Distributable STEM and the Internet

30 October 2002

Using a simple peer-to-peer network as the platform, the STEM User Group Meeting in Cambridge 18–12 September 2002 saw the first live demonstration of the new eSTEM technology. This COM interface – currently under development – will enable distributable STEM (D-STEM) licensees to publish access to STEM models on an intranet or over the Internet.

Using two laptops connected via a small hub, Robin Bailey was able to look at selected inputs and results of a model in a Web browser, while software engineer Andy Green stood at the ready to monitor activity on his server. The demonstration allowed the model to be run remotely and the new results immediately updated on the screen. The licensee will have full control to script a fully-customisable and dynamic model presentation which can make an immediate impact on expert and non-expert colleagues alike.

Fortunately, we had the good sense to defer the question about unplugging the network cable until the end of the demonstration. Breaking the connection certainly provided incontestable evidence that we weren’t cheating, but in the event the two laptops refused to communicate thereafter, even when the cable connection was restored!

Publishing a model to reach a wider audience

In order to protect our 25-year investment in STEM, a security key (dongle) is usually required to run a STEM model. However, this authorisation scheme is not scaleable (and certainly not transferable!) and so the D-STEM concept was introduced in 2001 to meet a growing demand for model deliverables. According to the terms of a premium licence, which grants the distribution of the necessary exported run-time software components to third parties, a working model may be shared within an organisation or with customers, where the structure is fixed, but assumptions can be varied.

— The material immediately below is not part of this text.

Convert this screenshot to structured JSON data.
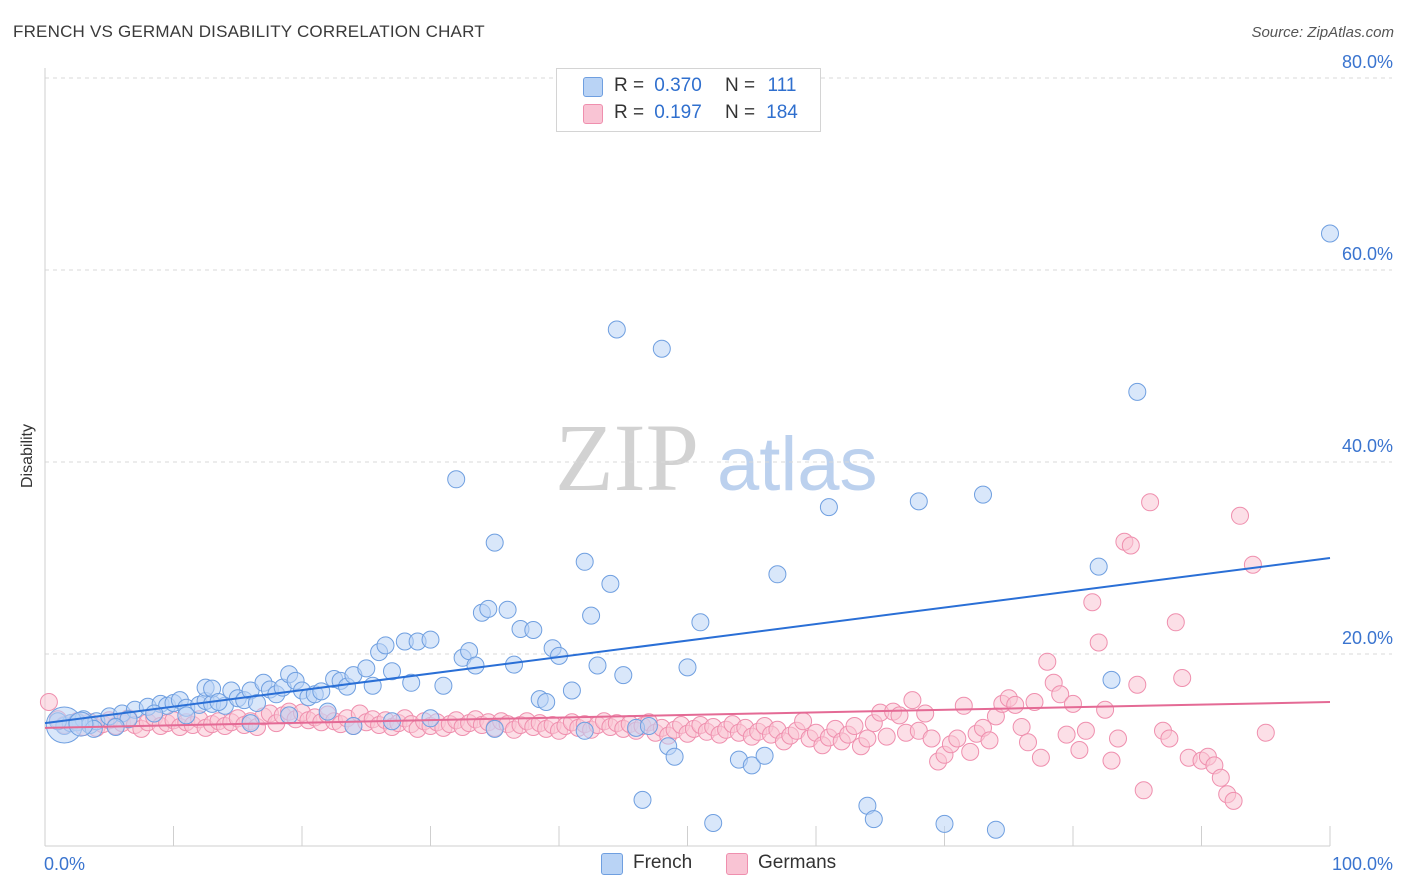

The D-STEM Model Editor program has the facility to ‘freeze’ the structure of a conventional model into an exported binary ‘run-time’ model file. Suitable authorisation from a D-STEM dongle is ‘stamped’ into the run-time model at export time, and it is this digital stamp which then authorises the model to be re-run by third parties, subject to limited modifications, without a dongle. The model developer then distributes the run-time model, together with the necessary exported run-time software components, on CD-ROM or via a network.

So D-STEM enables a procedure in which a team of licensed STEM experts can develop models for an organisation and export run-time copies to facilitate widespread distribution, and awareness of model structure and underlying assumptions. This publishing model enables peer and management review of input sensitivities and model dynamics, and leads to greater acceptance of results while retaining control over fundamental design rules.

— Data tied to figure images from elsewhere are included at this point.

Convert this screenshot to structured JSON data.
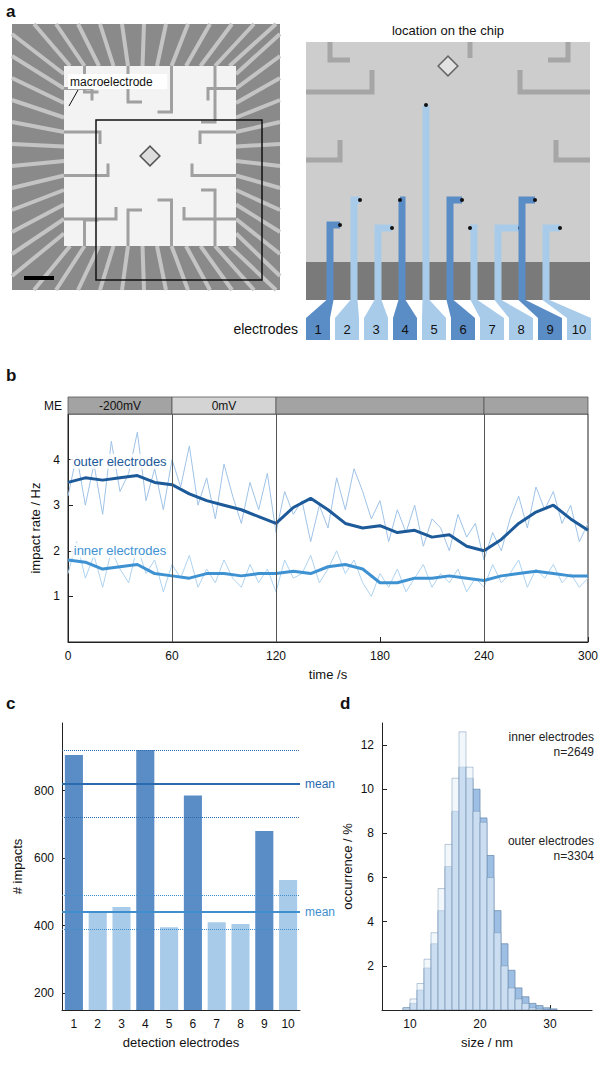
{
  "figure": {
    "panel_label": "a",
    "overview": {
      "annotation": "macroelectrode"
    },
    "detail": {
      "title": "location on the chip",
      "electrodes_label": "electrodes",
      "electrodes": [
        1,
        2,
        3,
        4,
        5,
        6,
        7,
        8,
        9,
        10
      ],
      "colors": [
        "#5a8cc6",
        "#a9cbea",
        "#a9cbea",
        "#5a8cc6",
        "#a9cbea",
        "#5a8cc6",
        "#a9cbea",
        "#a9cbea",
        "#5a8cc6",
        "#a9cbea"
      ]
    }
  },
  "chart_data": [
    {
      "panel_label": "b",
      "type": "line",
      "xlabel": "time /s",
      "ylabel": "impact rate / Hz",
      "xlim": [
        0,
        300
      ],
      "xticks": [
        0,
        60,
        120,
        180,
        240,
        300
      ],
      "ylim": [
        0,
        5
      ],
      "yticks": [
        1,
        2,
        3,
        4
      ],
      "grid": false,
      "electrode_potential": {
        "label": "ME",
        "phases": [
          {
            "start": 0,
            "end": 60,
            "label": "-200mV",
            "color": "#a3a3a3"
          },
          {
            "start": 60,
            "end": 120,
            "label": "0mV",
            "color": "#d4d4d4"
          },
          {
            "start": 120,
            "end": 240,
            "label": null,
            "color": "#a3a3a3"
          },
          {
            "start": 240,
            "end": 300,
            "label": null,
            "color": "#a3a3a3"
          }
        ]
      },
      "series": [
        {
          "color": "#9fc3e7",
          "line_style": "thin",
          "x": [
            0,
            5,
            10,
            15,
            20,
            25,
            30,
            35,
            40,
            45,
            50,
            55,
            60,
            65,
            70,
            75,
            80,
            85,
            90,
            95,
            100,
            105,
            110,
            115,
            120,
            125,
            130,
            135,
            140,
            145,
            150,
            155,
            160,
            165,
            170,
            175,
            180,
            185,
            190,
            195,
            200,
            205,
            210,
            215,
            220,
            225,
            230,
            235,
            240,
            245,
            250,
            255,
            260,
            265,
            270,
            275,
            280,
            285,
            290,
            295,
            300
          ],
          "values": [
            3.2,
            4.1,
            3.0,
            3.9,
            2.8,
            4.4,
            3.3,
            3.7,
            4.6,
            3.1,
            3.8,
            2.9,
            4.0,
            3.4,
            4.3,
            3.0,
            3.6,
            2.7,
            3.9,
            3.2,
            2.6,
            3.5,
            2.9,
            3.7,
            2.4,
            3.3,
            2.8,
            3.1,
            2.2,
            3.0,
            2.5,
            3.6,
            2.9,
            3.8,
            3.3,
            2.7,
            3.1,
            2.2,
            2.9,
            2.4,
            3.0,
            2.1,
            2.7,
            2.5,
            2.0,
            2.8,
            2.3,
            2.6,
            1.8,
            2.4,
            2.0,
            2.7,
            3.2,
            2.5,
            3.4,
            2.9,
            3.3,
            2.6,
            3.0,
            2.2,
            2.6
          ]
        },
        {
          "color": "#aed3f0",
          "line_style": "thin",
          "x": [
            0,
            5,
            10,
            15,
            20,
            25,
            30,
            35,
            40,
            45,
            50,
            55,
            60,
            65,
            70,
            75,
            80,
            85,
            90,
            95,
            100,
            105,
            110,
            115,
            120,
            125,
            130,
            135,
            140,
            145,
            150,
            155,
            160,
            165,
            170,
            175,
            180,
            185,
            190,
            195,
            200,
            205,
            210,
            215,
            220,
            225,
            230,
            235,
            240,
            245,
            250,
            255,
            260,
            265,
            270,
            275,
            280,
            285,
            290,
            295,
            300
          ],
          "values": [
            1.5,
            2.2,
            1.4,
            1.9,
            1.2,
            2.0,
            1.6,
            1.3,
            2.1,
            1.5,
            1.8,
            1.1,
            1.7,
            1.4,
            1.9,
            1.2,
            1.6,
            1.3,
            1.8,
            1.4,
            1.2,
            1.7,
            1.3,
            1.6,
            1.1,
            1.8,
            1.4,
            1.5,
            1.9,
            1.3,
            1.6,
            2.0,
            1.5,
            1.8,
            1.3,
            1.0,
            1.5,
            1.2,
            1.6,
            1.1,
            1.4,
            1.7,
            1.2,
            1.5,
            1.3,
            1.6,
            1.1,
            1.4,
            1.2,
            1.7,
            1.3,
            1.5,
            1.8,
            1.2,
            1.6,
            1.4,
            1.7,
            1.3,
            1.5,
            1.2,
            1.4
          ]
        },
        {
          "annotation": "outer electrodes",
          "color": "#1d5a99",
          "line_style": "thick",
          "x": [
            0,
            10,
            20,
            30,
            40,
            50,
            60,
            70,
            80,
            90,
            100,
            110,
            120,
            130,
            140,
            150,
            160,
            170,
            180,
            190,
            200,
            210,
            220,
            230,
            240,
            250,
            260,
            270,
            280,
            290,
            300
          ],
          "values": [
            3.5,
            3.6,
            3.55,
            3.6,
            3.65,
            3.5,
            3.45,
            3.25,
            3.1,
            3.0,
            2.9,
            2.75,
            2.6,
            2.95,
            3.15,
            2.9,
            2.6,
            2.5,
            2.55,
            2.4,
            2.45,
            2.3,
            2.35,
            2.1,
            2.0,
            2.25,
            2.6,
            2.85,
            3.0,
            2.7,
            2.45
          ]
        },
        {
          "annotation": "inner electrodes",
          "color": "#3f92d2",
          "line_style": "thick",
          "x": [
            0,
            10,
            20,
            30,
            40,
            50,
            60,
            70,
            80,
            90,
            100,
            110,
            120,
            130,
            140,
            150,
            160,
            170,
            180,
            190,
            200,
            210,
            220,
            230,
            240,
            250,
            260,
            270,
            280,
            290,
            300
          ],
          "values": [
            1.8,
            1.75,
            1.6,
            1.65,
            1.7,
            1.5,
            1.45,
            1.4,
            1.5,
            1.5,
            1.45,
            1.5,
            1.5,
            1.55,
            1.5,
            1.65,
            1.7,
            1.6,
            1.3,
            1.3,
            1.4,
            1.4,
            1.45,
            1.4,
            1.35,
            1.45,
            1.5,
            1.55,
            1.5,
            1.45,
            1.45
          ]
        }
      ]
    },
    {
      "panel_label": "c",
      "type": "bar",
      "xlabel": "detection electrodes",
      "ylabel": "# impacts",
      "categories": [
        1,
        2,
        3,
        4,
        5,
        6,
        7,
        8,
        9,
        10
      ],
      "values": [
        905,
        440,
        455,
        920,
        395,
        785,
        410,
        405,
        680,
        535
      ],
      "colors": [
        "#5a8cc6",
        "#a9cbea",
        "#a9cbea",
        "#5a8cc6",
        "#a9cbea",
        "#5a8cc6",
        "#a9cbea",
        "#a9cbea",
        "#5a8cc6",
        "#a9cbea"
      ],
      "ylim": [
        150,
        1000
      ],
      "yticks": [
        200,
        400,
        600,
        800
      ],
      "grid": false,
      "means": [
        {
          "label": "mean",
          "value": 820,
          "lower": 720,
          "upper": 920,
          "color": "#2a6bb0"
        },
        {
          "label": "mean",
          "value": 440,
          "lower": 390,
          "upper": 490,
          "color": "#3f8fcf"
        }
      ]
    },
    {
      "panel_label": "d",
      "type": "histogram",
      "xlabel": "size / nm",
      "ylabel": "occurrence / %",
      "bins": [
        9,
        10,
        11,
        12,
        13,
        14,
        15,
        16,
        17,
        18,
        19,
        20,
        21,
        22,
        23,
        24,
        25,
        26,
        27,
        28,
        29,
        30,
        31
      ],
      "xlim": [
        6,
        36
      ],
      "xticks": [
        10,
        20,
        30
      ],
      "ylim": [
        0,
        13
      ],
      "yticks": [
        2,
        4,
        6,
        8,
        10,
        12
      ],
      "grid": false,
      "series": [
        {
          "annotation": "outer electrodes",
          "n_label": "n=3304",
          "color": "#9dbfe3",
          "values": [
            0.1,
            0.3,
            0.9,
            1.9,
            3,
            4.5,
            6.5,
            9,
            11,
            10.5,
            10,
            8.7,
            7,
            4.5,
            3,
            1.8,
            1,
            0.6,
            0.3,
            0.2,
            0.1,
            0.05
          ]
        },
        {
          "annotation": "inner electrodes",
          "n_label": "n=2649",
          "color": "#eaf2fa",
          "values": [
            0.1,
            0.5,
            1.2,
            2.3,
            3.5,
            5.5,
            7.5,
            10.5,
            12.6,
            11,
            9,
            8.5,
            6,
            3.5,
            2,
            1,
            0.5,
            0.3,
            0.1,
            0.05,
            0,
            0
          ]
        }
      ]
    }
  ]
}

Achieving more immediate delivery via the Web

The current D-STEM concept pushes models out to the audience desktop, but this obviously necessitates remote software installation and some familiarity with the tool or its Excel interface. In contrast, eSTEM meets a growing demand for Web-browser access to models, providing a simpler, more manageable distribution process, and easier acceptance by end-users and IT managers.

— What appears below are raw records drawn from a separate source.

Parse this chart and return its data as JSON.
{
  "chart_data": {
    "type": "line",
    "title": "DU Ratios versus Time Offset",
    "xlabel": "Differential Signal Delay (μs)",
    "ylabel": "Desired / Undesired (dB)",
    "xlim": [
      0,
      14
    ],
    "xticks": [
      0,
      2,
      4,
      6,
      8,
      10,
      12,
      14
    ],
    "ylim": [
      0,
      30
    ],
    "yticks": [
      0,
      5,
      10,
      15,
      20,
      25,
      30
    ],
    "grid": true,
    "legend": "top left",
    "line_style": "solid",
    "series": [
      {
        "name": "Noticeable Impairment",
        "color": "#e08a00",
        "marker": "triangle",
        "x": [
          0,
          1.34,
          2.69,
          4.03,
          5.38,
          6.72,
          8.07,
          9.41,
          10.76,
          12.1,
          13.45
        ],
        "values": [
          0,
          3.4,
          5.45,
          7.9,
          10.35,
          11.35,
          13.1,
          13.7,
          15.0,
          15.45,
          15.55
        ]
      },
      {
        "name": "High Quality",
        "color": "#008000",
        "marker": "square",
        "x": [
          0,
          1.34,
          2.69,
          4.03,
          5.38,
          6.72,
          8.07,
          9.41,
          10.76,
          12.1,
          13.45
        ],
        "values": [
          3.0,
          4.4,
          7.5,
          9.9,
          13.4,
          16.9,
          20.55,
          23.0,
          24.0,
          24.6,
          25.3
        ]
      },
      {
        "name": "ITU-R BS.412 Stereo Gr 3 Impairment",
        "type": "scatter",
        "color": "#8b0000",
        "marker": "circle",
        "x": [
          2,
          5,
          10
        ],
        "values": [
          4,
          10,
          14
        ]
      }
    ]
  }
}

The browser model allows you – or your IT colleagues – to design your own branded and user-friendly interface in HTML, combining selected non-confidential input parameters (‘levers’) and highlighting key results in a single Web screen. Implied Logic will deliver customisable script files (probably VBScript) designed to interact with the new ‘AnalysysStemModel’ COM interface, which provides methods for:

  • directly modifying scalar and time-series input values
  • saving, running models and/or scenarios
  • retrieving time-series results by scenario and element.

eSTEM enables STEM experts to develop models which are then distributed and presented via intranet and/or Internet, facilitating widespread distribution, awareness of model structure and underlying assumptions. This Web model enables instant peer and management review of input sensitivities and model dynamics, and achieves immediate impact and acceptance of results while retaining control over fundamental design rules.

Meanwhile, the demonstration at the User Group Meeting provoked comments such as “How soon can we have it?” and “Not if but when?” The new eSTEM technology is planned for release to D-STEM licensees early in 2003.